Question

Prove the following:
$3{{\sin }^{-1}}x={{\sin }^{-1}}\left( 3x-4{{x}^{3}} \right)$ , $x\in \left[ -\dfrac{1}{2},\dfrac{1}{2} \right]$.

Answer 1

Hint: At first write the identity \[\sin 3\theta =3\sin \theta -4{{\sin }^{3}}\theta \] . Then take $\sin \theta $ as x. So it can written as $\sin 3\theta =3x-4{{x}^{3}}$ then use the fact $\theta $ is ${{\sin }^{-1}}x$

Complete step-by-step answer:
In the question we are given the equation $3{{\sin }^{-1}}x={{\sin }^{-1}}\left( 3x-4{{x}^{3}}

\right)$.If x belongs to the range $\left[ -\dfrac{1}{2},\dfrac{1}{2} \right]$ .

Before proceeding let us know what are inverse trigonometric functions. Inverse trigonometric functions are functions that are inverse functions of trigonometric functions. Specifically they are inverses of sine, cosine, tangent, cotangent, secant, cosecant functions, and are used to obtain an angle from any of the angles' trigonometric ratios.

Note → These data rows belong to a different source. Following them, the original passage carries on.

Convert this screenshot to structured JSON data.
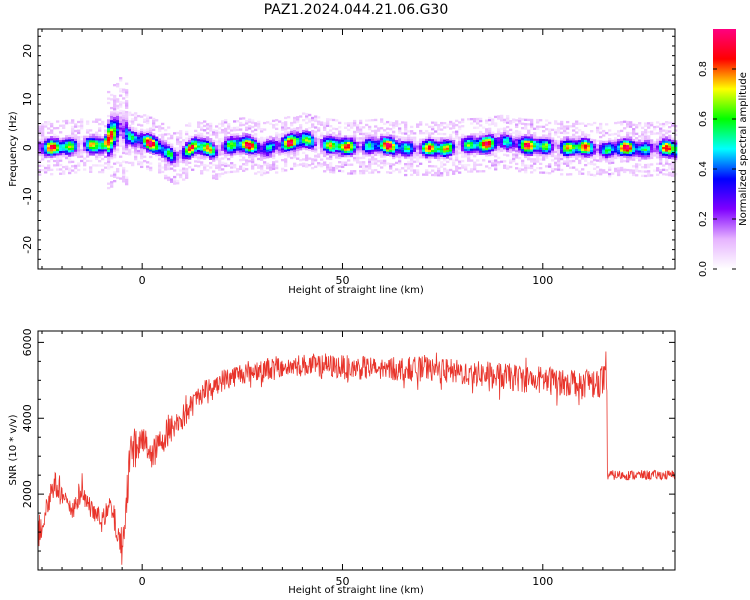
{
  "title": "PAZ1.2024.044.21.06.G30",
  "chart_data": [
    {
      "type": "heatmap",
      "xlabel": "Height of straight line (km)",
      "ylabel": "Frequency (Hz)",
      "xlim": [
        -26,
        133
      ],
      "ylim": [
        -25,
        24.5
      ],
      "xticks": [
        0,
        50,
        100
      ],
      "yticks": [
        20,
        10,
        0,
        -10,
        -20
      ],
      "ridge": {
        "x": [
          -25,
          -20,
          -15,
          -10,
          -8,
          -6,
          -3,
          0,
          3,
          6,
          8,
          10,
          13,
          16,
          18,
          20,
          25,
          30,
          35,
          40,
          45,
          50,
          55,
          60,
          65,
          70,
          75,
          80,
          85,
          90,
          95,
          100,
          105,
          110,
          115,
          120,
          125,
          130,
          133
        ],
        "y": [
          0,
          0.2,
          0.6,
          0.5,
          2.5,
          4.3,
          2,
          1.5,
          0.5,
          -1,
          -2,
          -1,
          0.5,
          0,
          -1,
          0.4,
          0.8,
          -0.2,
          0.8,
          1.8,
          0.7,
          0.2,
          0.3,
          0.6,
          -0.1,
          0,
          -0.2,
          0.6,
          0.7,
          1.4,
          0.5,
          0.4,
          0,
          0.2,
          -0.5,
          0.1,
          -0.3,
          0.1,
          -0.4
        ]
      },
      "colorbar": {
        "label": "Normalized spectral amplitude",
        "ticks": [
          0.0,
          0.2,
          0.4,
          0.6,
          0.8
        ],
        "range": [
          0,
          0.96
        ],
        "colors": [
          "#ffffff",
          "#e6b3ff",
          "#7f00ff",
          "#0000ff",
          "#00ffff",
          "#00ff00",
          "#ffff00",
          "#ff0000",
          "#ff0080"
        ]
      }
    },
    {
      "type": "line",
      "xlabel": "Height of straight line (km)",
      "ylabel": "SNR (10 * v/v)",
      "xlim": [
        -26,
        133
      ],
      "ylim": [
        0,
        6300
      ],
      "xticks": [
        0,
        50,
        100
      ],
      "yticks": [
        2000,
        4000,
        6000
      ],
      "color": "#e8342b",
      "envelope": {
        "x": [
          -26,
          -22,
          -18,
          -15,
          -12,
          -10,
          -8,
          -5,
          -3,
          0,
          3,
          6,
          10,
          15,
          20,
          25,
          30,
          35,
          40,
          50,
          60,
          70,
          80,
          90,
          100,
          110,
          116
        ],
        "mean": [
          900,
          2300,
          1600,
          2000,
          1500,
          1300,
          1700,
          600,
          3100,
          3400,
          3100,
          3600,
          4000,
          4700,
          5000,
          5200,
          5300,
          5350,
          5400,
          5350,
          5300,
          5300,
          5200,
          5100,
          5000,
          4950,
          5000
        ],
        "noise": [
          500,
          350,
          250,
          300,
          200,
          250,
          300,
          500,
          600,
          450,
          400,
          400,
          350,
          300,
          300,
          300,
          300,
          300,
          300,
          320,
          320,
          330,
          340,
          360,
          380,
          400,
          450
        ]
      },
      "drop_at": 116,
      "tail_level": 2500,
      "tail_noise": 130
    }
  ]
}
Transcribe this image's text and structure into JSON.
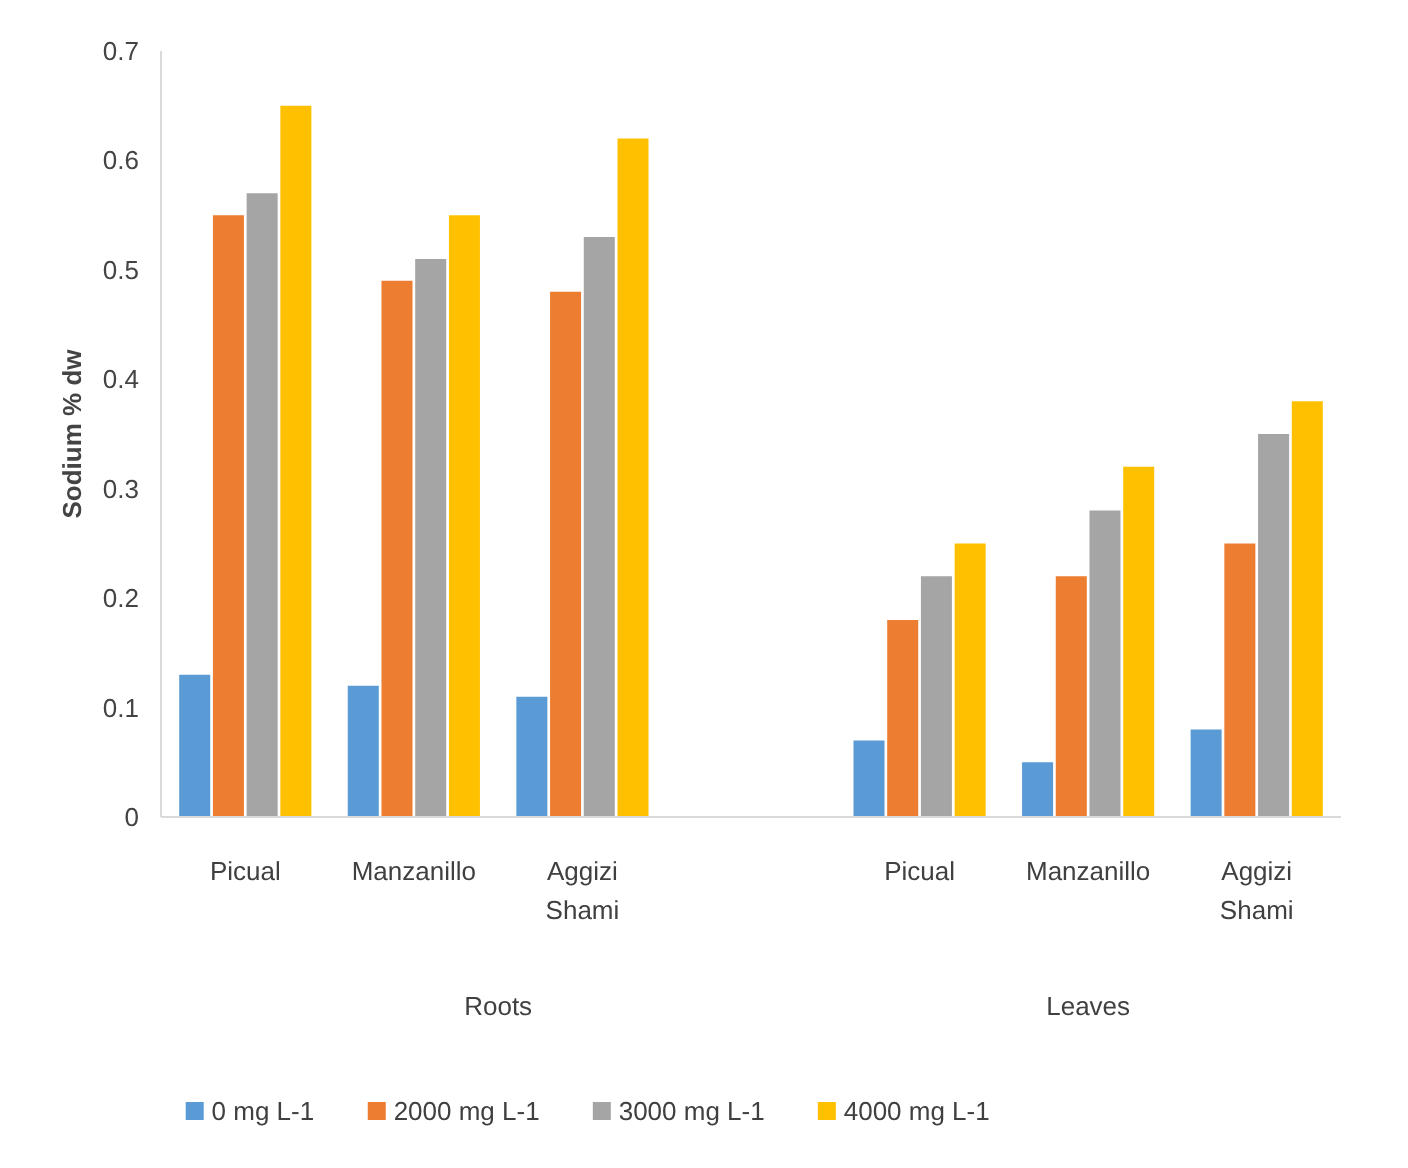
{
  "chart_data": {
    "type": "bar",
    "ylabel": "Sodium % dw",
    "categories": [
      "Picual",
      "Manzanillo",
      "Aggizi Shami",
      null,
      "Picual",
      "Manzanillo",
      "Aggizi Shami"
    ],
    "annotations": [
      "Roots",
      "Leaves"
    ],
    "series": [
      {
        "name": "0 mg L-1",
        "color": "#5b9bd5",
        "values": [
          0.13,
          0.12,
          0.11,
          null,
          0.07,
          0.05,
          0.08
        ]
      },
      {
        "name": "2000 mg L-1",
        "color": "#ed7d31",
        "values": [
          0.55,
          0.49,
          0.48,
          null,
          0.18,
          0.22,
          0.25
        ]
      },
      {
        "name": "3000 mg L-1",
        "color": "#a5a5a5",
        "values": [
          0.57,
          0.51,
          0.53,
          null,
          0.22,
          0.28,
          0.35
        ]
      },
      {
        "name": "4000 mg L-1",
        "color": "#ffc000",
        "values": [
          0.65,
          0.55,
          0.62,
          null,
          0.25,
          0.32,
          0.38
        ]
      }
    ],
    "ylim": [
      0,
      0.7
    ],
    "yticks": [
      0,
      0.1,
      0.2,
      0.3,
      0.4,
      0.5,
      0.6,
      0.7
    ],
    "grid": false,
    "legend": "bottom"
  }
}
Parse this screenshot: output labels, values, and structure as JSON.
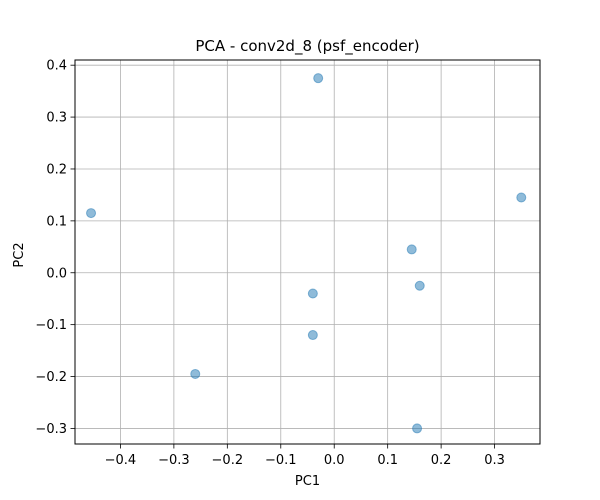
{
  "chart_data": {
    "type": "scatter",
    "title": "PCA - conv2d_8 (psf_encoder)",
    "xlabel": "PC1",
    "ylabel": "PC2",
    "xlim": [
      -0.485,
      0.385
    ],
    "ylim": [
      -0.33,
      0.41
    ],
    "grid": true,
    "xticks": [
      -0.4,
      -0.3,
      -0.2,
      -0.1,
      0.0,
      0.1,
      0.2,
      0.3
    ],
    "xtick_labels": [
      "−0.4",
      "−0.3",
      "−0.2",
      "−0.1",
      "0.0",
      "0.1",
      "0.2",
      "0.3"
    ],
    "yticks": [
      -0.3,
      -0.2,
      -0.1,
      0.0,
      0.1,
      0.2,
      0.3,
      0.4
    ],
    "ytick_labels": [
      "−0.3",
      "−0.2",
      "−0.1",
      "0.0",
      "0.1",
      "0.2",
      "0.3",
      "0.4"
    ],
    "marker_color": "#1f77b4",
    "marker_opacity": 0.5,
    "series": [
      {
        "points": [
          {
            "x": -0.455,
            "y": 0.115
          },
          {
            "x": -0.26,
            "y": -0.195
          },
          {
            "x": -0.03,
            "y": 0.375
          },
          {
            "x": -0.04,
            "y": -0.04
          },
          {
            "x": -0.04,
            "y": -0.12
          },
          {
            "x": 0.145,
            "y": 0.045
          },
          {
            "x": 0.16,
            "y": -0.025
          },
          {
            "x": 0.155,
            "y": -0.3
          },
          {
            "x": 0.35,
            "y": 0.145
          }
        ]
      }
    ]
  }
}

These are certain notations which are used. Some of the most common notation is using arc $\sin \left( x \right)$ , arc $\cos \left( x \right)$ , arc $\tan \left( x \right)$ instead of ${{\sin }^{-1}}\left( x \right)$ , ${{\cos }^{-1}}\left( x \right)$ and ${{\tan }^{-1}}\left( x \right)$ . These arise from geometric relationships. When measuring in radius, an angle $\theta $ radius will correspond to an arc whose length is r $\theta $ , where r is radius of circle. Thus in the unit circle, “the arc whose cosine is x” is the same as “the angle whose cosine is x”, and the length of the arc of the circle in radii is the same as the measurement of angle in radius.

Before proving first check that ${{\sin }^{-1}}\left( 3x-4{{x}^{3}} \right)$ exist or not by proving that the range of $3x-4{{x}^{3}}$ varies between -1 and 1 or not.

So, we are given that $x\in \left[ -\dfrac{1}{2},\dfrac{1}{2} \right]$ which can be written as –

$-\dfrac{1}{2}\le x\le \dfrac{1}{2}$ ………………………. (i)

We can multiply the whole equation (i) by 3. So we get as –

$-\dfrac{3}{2}\le 3x\le \dfrac{3}{2}$ ………………………. (ii)

Now, we will cube to all the sides of equation we get –

$-\dfrac{1}{8}\le {{x}^{3}}\le \dfrac{1}{8}$ .

Now, we will multiply by $\left( -4 \right)$ to all the sides. We can write it as –

$\dfrac{1}{2}\le -4{{x}^{3}}\le -\dfrac{1}{2}$ …………… (iii)

Now, we will add equations (ii) and (iii). So we get –

$-\dfrac{3}{2}+\dfrac{1}{2}\le 3x-4{{x}^{3}}\le \dfrac{3}{2}-\dfrac{1}{2}$ .

So, on simplification we get –

$-1\le 3x-4{{x}^{3}}\le 1$.

Hence, the value of $3x-4{{x}^{3}}$ lies between -1 and 1. So its value exists.

Now, let’s suppose $x=\sin \theta $ or $\theta ={{\sin }^{-1}}x$.

We know a formula that, $\sin 3\theta =3\sin \theta -4{{\sin }^{3}}\theta $ .

Now instead of $\sin \theta $ we can put x so we get –

$\sin 3\theta =3x-4{{x}^{3}}$.

Hence it can be written as –

$3\theta ={{\sin }^{-1}}\left( 3x-4{{x}^{3}} \right)$ .

We also know that $\theta ={{\sin }^{-1}}x$ so we can rewrite equation as –

$3{{\sin }^{-1}}x={{\sin }^{-1}}\left( 3x-4{{x}^{3}} \right)$ .

Hence, proved.


Note: The value of ${{\sin }^{-1}}\left( x \right)$ lies between $-\dfrac{\pi }{2}$ and $\dfrac{\pi }{2}$ so x will always lies between -1 and 1. To prove that we can directly put x as $\sin \theta $ then we can use identity $\sin 3\theta =3\sin \theta -4{{\sin }^{3}}\theta $ and get the answer.